For Martinique and possibly for subsequent new associates, it should contribute to a higher level of visibility within and engagement with their regional environment. It coincides with a new chapter in an ongoing process of constitutional evolution and greater decentralisation within France. Arguably, Martinique’s presence in the OECS could stimulate a mutual process of learning, knowledge and technology diffusion for all the organisation’s members in a number of public policy areas, and generate new ideas and structures for constructing the regional space.

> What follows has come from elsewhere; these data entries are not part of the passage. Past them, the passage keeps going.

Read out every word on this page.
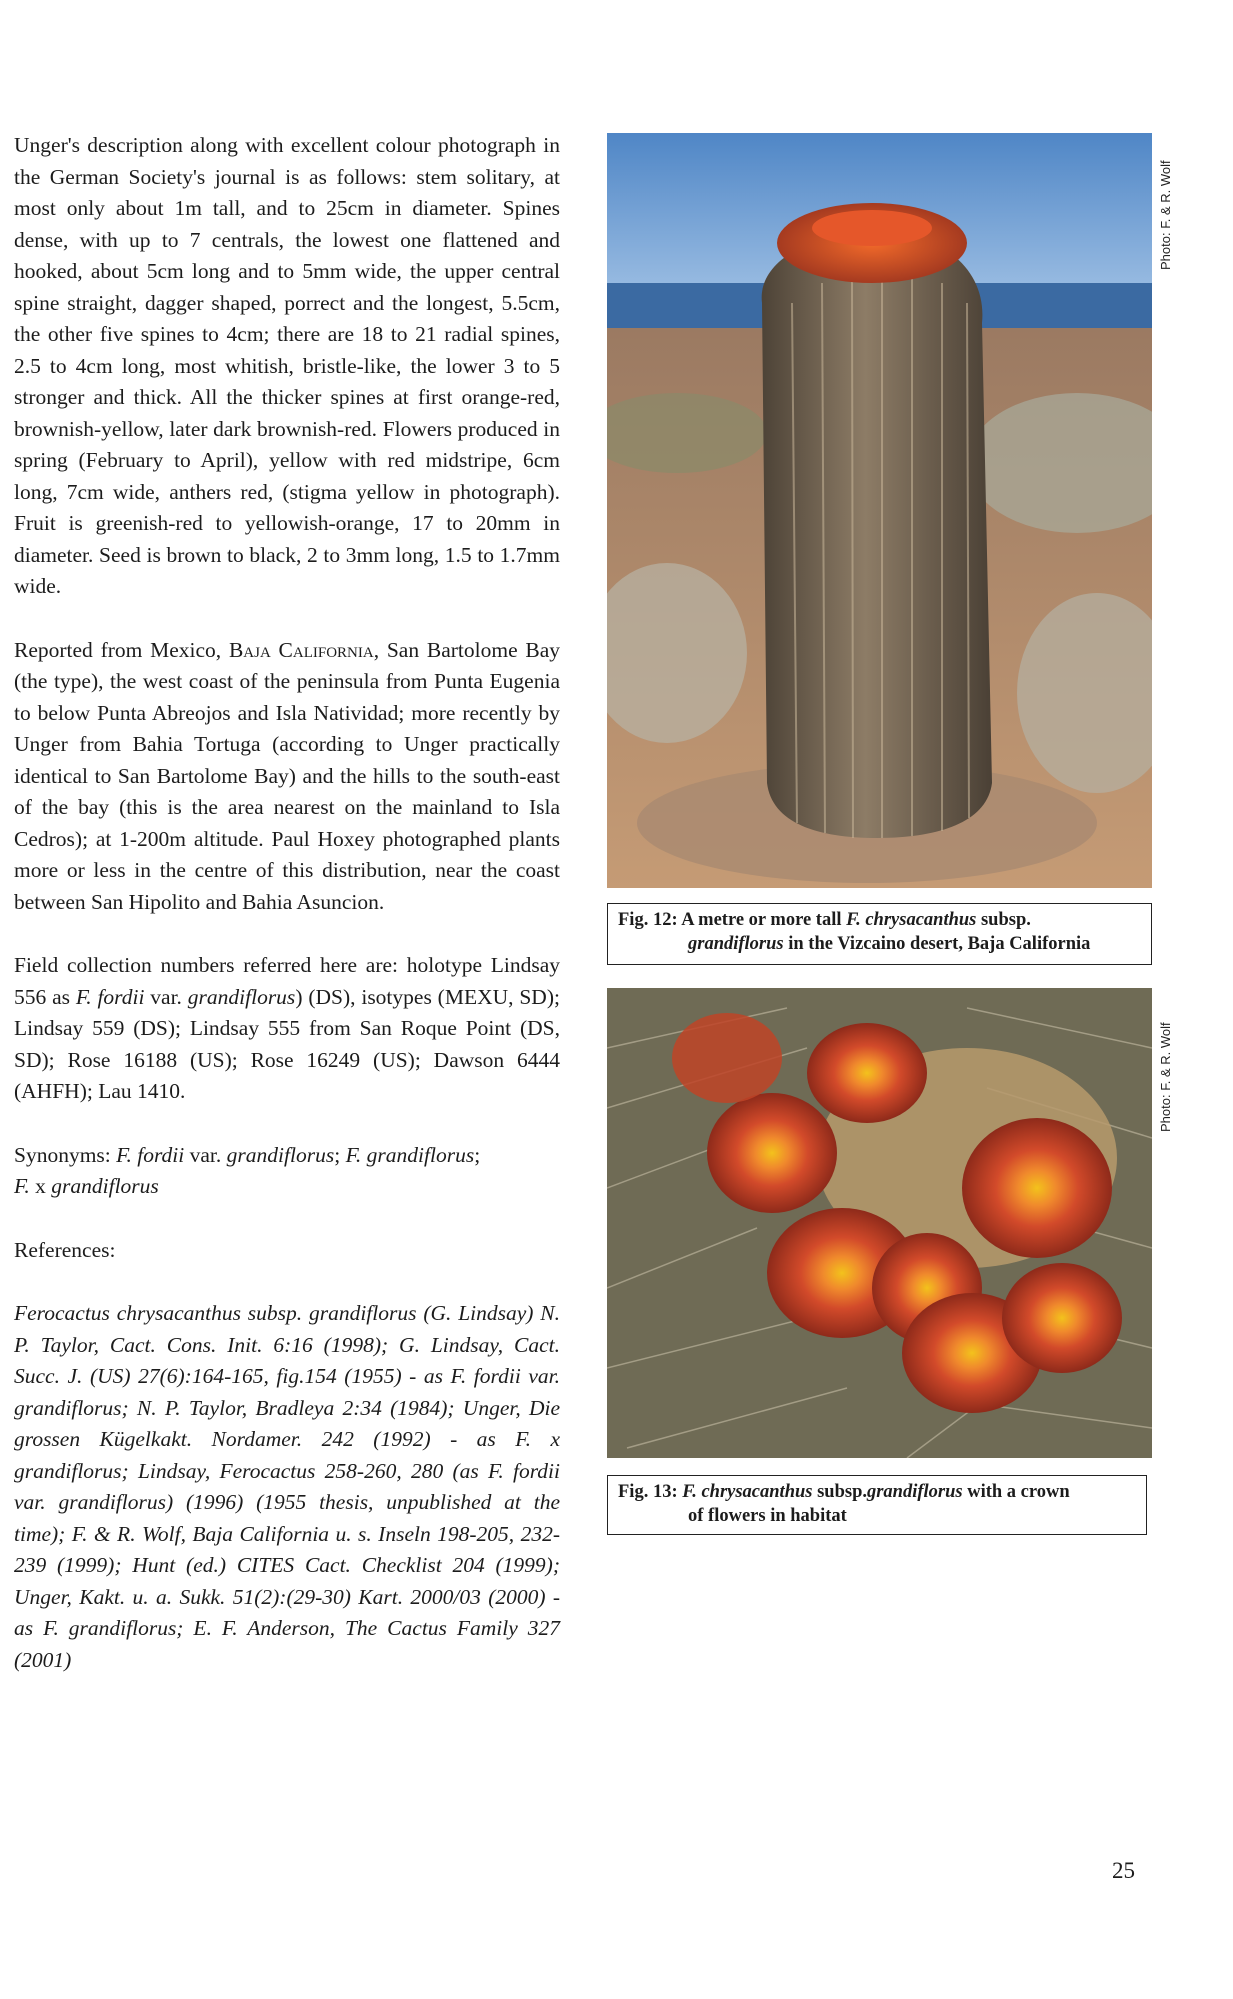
Unger's description along with excellent colour photograph in the German Society's journal is as follows: stem solitary, at most only about 1m tall, and to 25cm in diameter. Spines dense, with up to 7 centrals, the lowest one flattened and hooked, about 5cm long and to 5mm wide, the upper central spine straight, dagger shaped, porrect and the longest, 5.5cm, the other five spines to 4cm; there are 18 to 21 radial spines, 2.5 to 4cm long, most whitish, bristle-like, the lower 3 to 5 stronger and thick. All the thicker spines at first orange-red, brownish-yellow, later dark brownish-red. Flowers produced in spring (February to April), yellow with red midstripe, 6cm long, 7cm wide, anthers red, (stigma yellow in photograph). Fruit is greenish-red to yellowish-orange, 17 to 20mm in diameter. Seed is brown to black, 2 to 3mm long, 1.5 to 1.7mm wide.

Reported from Mexico, Baja California, San Bartolome Bay (the type), the west coast of the peninsula from Punta Eugenia to below Punta Abreojos and Isla Natividad; more recently by Unger from Bahia Tortuga (according to Unger practically identical to San Bartolome Bay) and the hills to the south-east of the bay (this is the area nearest on the mainland to Isla Cedros); at 1-200m altitude. Paul Hoxey photographed plants more or less in the centre of this distribution, near the coast between San Hipolito and Bahia Asuncion.

Field collection numbers referred here are: holotype Lindsay 556 as F. fordii var. grandiflorus) (DS), isotypes (MEXU, SD); Lindsay 559 (DS); Lindsay 555 from San Roque Point (DS, SD); Rose 16188 (US); Rose 16249 (US); Dawson 6444 (AHFH); Lau 1410.

Synonyms: F. fordii var. grandiflorus; F. grandiflorus;
F. x grandiflorus

References:

Ferocactus chrysacanthus subsp. grandiflorus (G. Lindsay) N. P. Taylor, Cact. Cons. Init. 6:16 (1998); G. Lindsay, Cact. Succ. J. (US) 27(6):164-165, fig.154 (1955) - as F. fordii var. grandiflorus; N. P. Taylor, Bradleya 2:34 (1984); Unger, Die grossen Kügelkakt. Nordamer. 242 (1992) - as F. x grandiflorus; Lindsay, Ferocactus 258-260, 280 (as F. fordii var. grandiflorus) (1996) (1955 thesis, unpublished at the time); F. & R. Wolf, Baja California u. s. Inseln 198-205, 232-239 (1999); Hunt (ed.) CITES Cact. Checklist 204 (1999); Unger, Kakt. u. a. Sukk. 51(2):(29-30) Kart. 2000/03 (2000) - as F. grandiflorus; E. F. Anderson, The Cactus Family 327 (2001)

Photo: F. & R. Wolf
Fig. 12: A metre or more tall F. chrysacanthus subsp.
grandiflorus in the Vizcaino desert, Baja California
Photo: F. & R. Wolf
Fig. 13: F. chrysacanthus subsp.grandiflorus with a crown
of flowers in habitat
25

The OECS is the smallest sub-regional grouping in the Greater Caribbean, often regarded as having limited resources and institutional capacity. However, limited capacity has also been a strong imperative for collective action and the pooling of resources. The OECS manifests some of the deepest forms of integration in the Caribbean, with a currency union, integrated judicial system, a regional security cooperation system shared with Barbados, and various areas of functional cooperation, including a joint pharmaceutical procurement scheme. The OECS has on several occasions provided the templates for deeper policy coordination in various sectors at the CARICOM level. Martinique’s associate membership may be another instance of the OECS pioneering a possible eventual widening of the Caribbean Community to incorporate territories of the French and Dutch Caribbean. Innovative cooperation programmes with such partners may enable the OECS to strengthen its capacities in health-care provision, education, environmental protection and other areas.